Tips and Tricks
Data has many periodic components you need to visualize? Treat it like audio!
Visualize periodic components using the Fourier transform.
You’re working with timeseries data, and you’re at the initial discovery stage. You’re trying to figure out all the different ways that the data varies in time. There may be trends, whereby the data is constantly increasing or decreasing in time. There may be completely random variations. And there may be cyclic components, that vary up and down in time with some fixed periods.
If there is only one periodic component, that may be easy to see in the data, and you could even get a visual estimate of its period. But what if there are multiple periodic components, each with its own period? A simple plot is not typically useful if the data has more than 3 (sometimes more than 2) periodic components.
Is there some way to make sure you’ve identified all periodic components, each with a different period, along with their own trends and variations in time, and visualize them? That thing actually exists, it’s called a spectrogram, and it’s a well-understood topic in signal processing. Since you’re working with timeseries data, many techniques used in signal processing should apply, since signals (in audio, astrophysics, etc) are essentially timeseries data, where each observation has a timestamp and a value.
Let’s find out how to make a spectrogram.
The Fourier transform
The mathematical basis for this is called the Fourier transform. In a nutshell, if your signal has periodic components, FT is the mathematical process used to extract their frequencies (or periods) from the signal.
Applying FT once, to a time interval in your signal (a window, or a bucket of time), gives you the periodic components within that window. If you move the window to a different place in your signal and apply FT again, you get the periodic components in that window. Repeating the process many times, each time moving the window only a little bit, will paint a picture of how the periodic components evolve in time (if they do).
Lessons from audio
In audio processing, this technique is used very frequently. Capturing a small time window of audio and applying FT to it will reveal the “spectrum” of the signal, or the set of frequency components of audio, at that time.

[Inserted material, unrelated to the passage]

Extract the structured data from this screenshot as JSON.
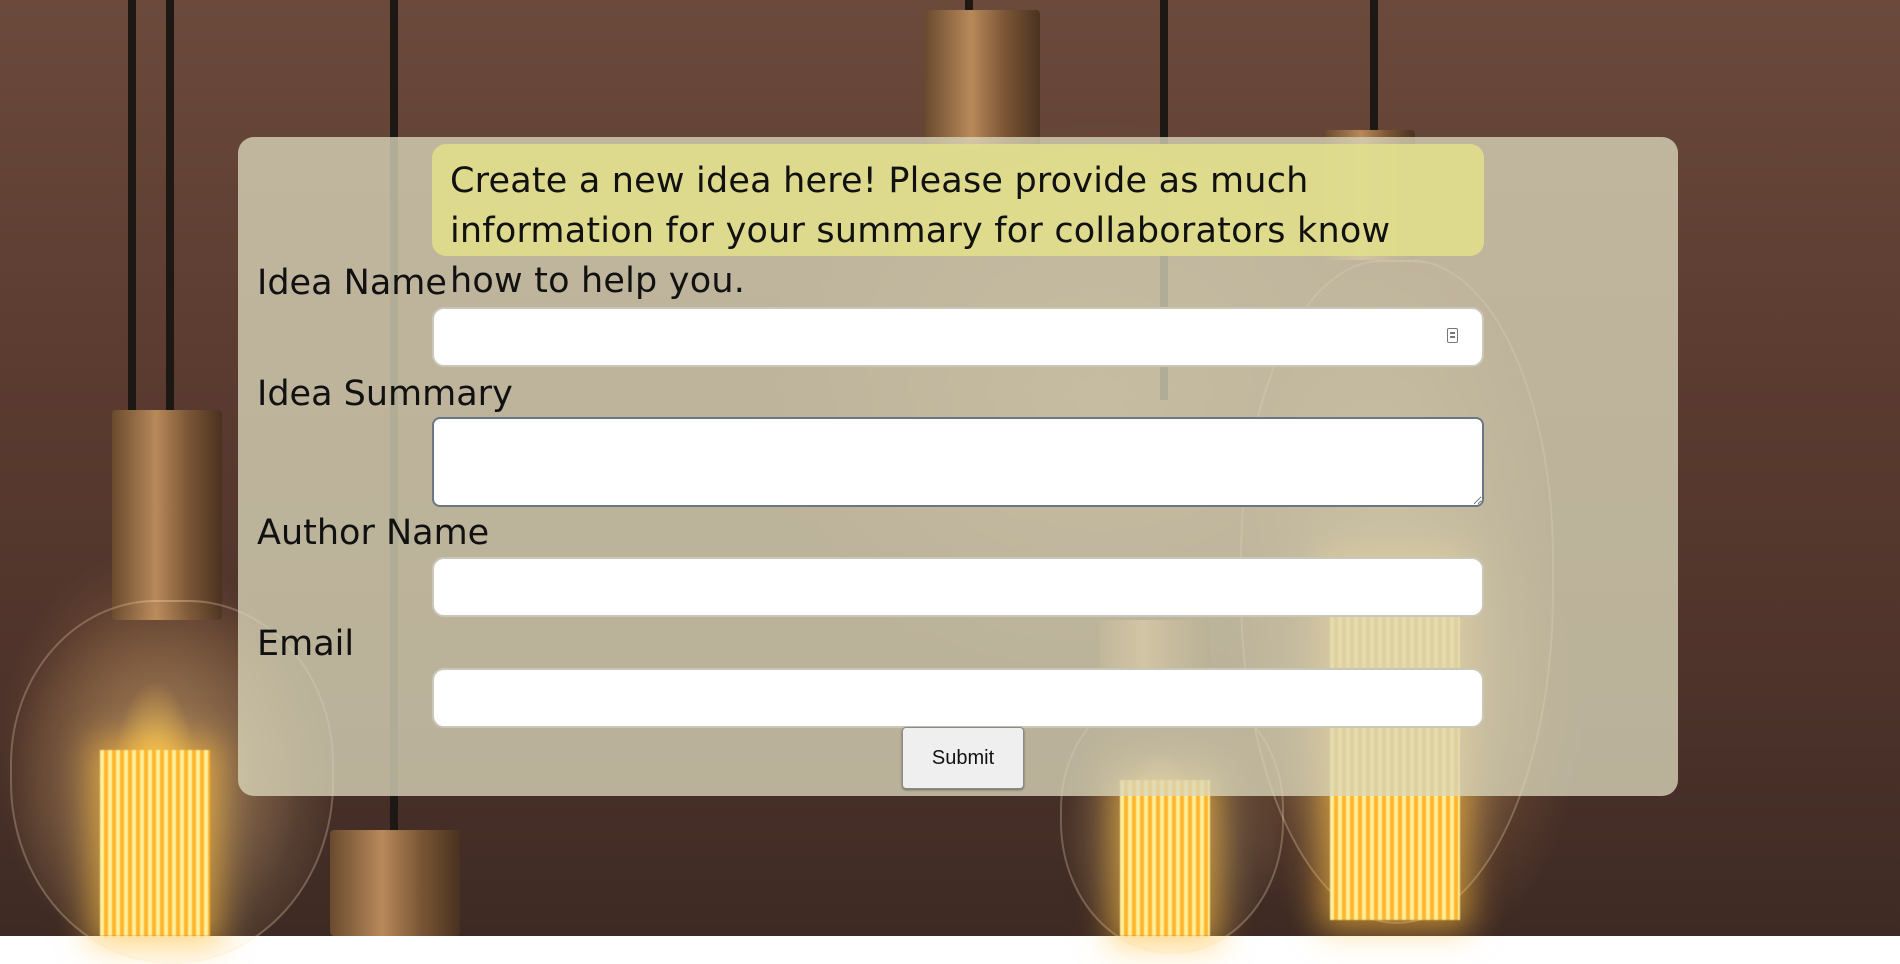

This is a project I’ve started a while ago with the goal of building the spectrogram (the evolution of the periodic components in time) of any audio file:
If you take the song Why So Serious (the Joker theme) from the movie The Dark Knight and apply soundspec to it, this is the spectrogram you get:
On the horizontal axis, there’s time. On the vertical axis, there’s frequency. Please note, period and frequency are inversely proportional, so period = 1 / frequency. The color denotes amplitude, with yellow showing high amplitude, and blue showing low or zero amplitude.
You can see how between 200 and 400 seconds there are very strong periodic components with a frequency around 30 … 40 Hz, so a period of 0.033 … 0.025 sec (and you can hear that in the song as a powerful bass line). There are many other periodic components scattered throughout the spectrogram — music is typically pretty complex this way.
Back to data
Let’s take a look at this dataset:
https://github.com/FlorinAndrei/misc/blob/master/fft_data.p?raw=true
Initialize all libraries:
import pandas as pd
from matplotlib import pyplot as plt
from scipy import signal
import numpy as np
import os
import pickleplt.rcParams["figure.figsize"] = (16, 9)
Plot the dataset:
if os.path.isfile('fft_data.p'):
dt = pickle.load(open('fft_data.p', 'rb'))
plt.plot(dt);
The first part is somewhat obvious, there’s a periodic component in there, and some noise. But the rest gets pretty complicated. Are there multiple periodic components in there? If so, what are their periods? And how many of them are there? And are they constant in time, in terms of the contribution to the signal, or do they vary?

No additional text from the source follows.